Otherwise, your grade will be affected. Here's the output of our solution with
debugging disabled:
./testFloat add 125.75 63.125
125.75 + 63.125 > 62.625000
We will not consider negative zero (0.0) to be a valid value. This would
correspond to bit 15 equal to 1 and the rest of the bits equal to 0. Therefore,
we will not pass this value to your functions.
We also expect your
floatAbs
, floatNegate
, floatAdd
, and
floatSub
functions not to return a negative zero.
The only IEEE754 special case we expect you to handle is 0.0 (when the bit pattern is all zeroes). For example, your code should be able to add/subtract any number and 0.0. It should also return 0.0 correctly when the result of the addition/subtraction is 0.0. You should also negate 0.0 correctly (the negation of 0.0 is not 0.0!).

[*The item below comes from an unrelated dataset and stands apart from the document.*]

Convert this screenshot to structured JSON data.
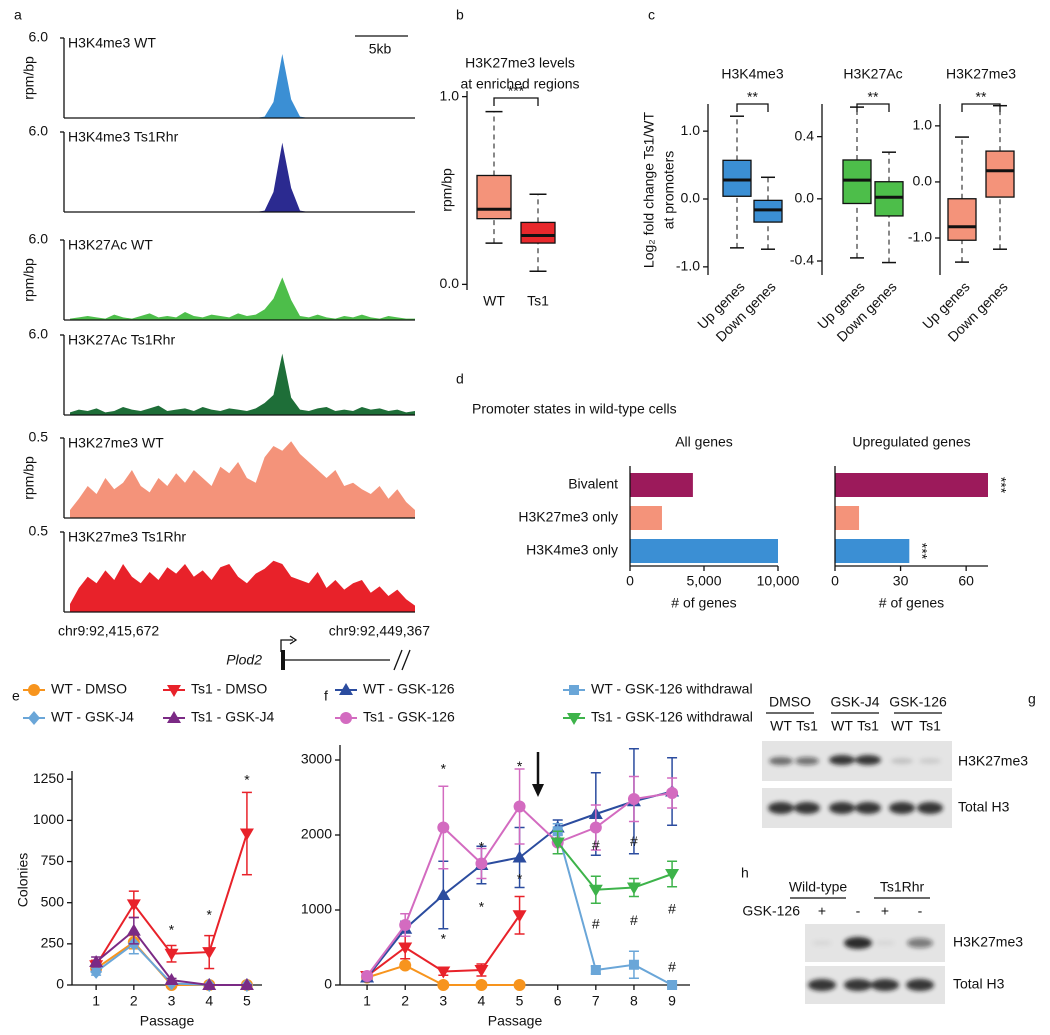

None of your functions should print
anything when your program is run without the debug
option. You
should only see the output from testFloat.c
. If you print extra
stuff, the autograder won't be able to match your output against the expected
output.
Finally, you may not make use of the functions declared in the convert.h
file.
iFloat.c
. You can either submit it through the website or
use the checkin
program:
~cs270/bin/checkin P2 iFloat.c
Relax, you are done with your assignment!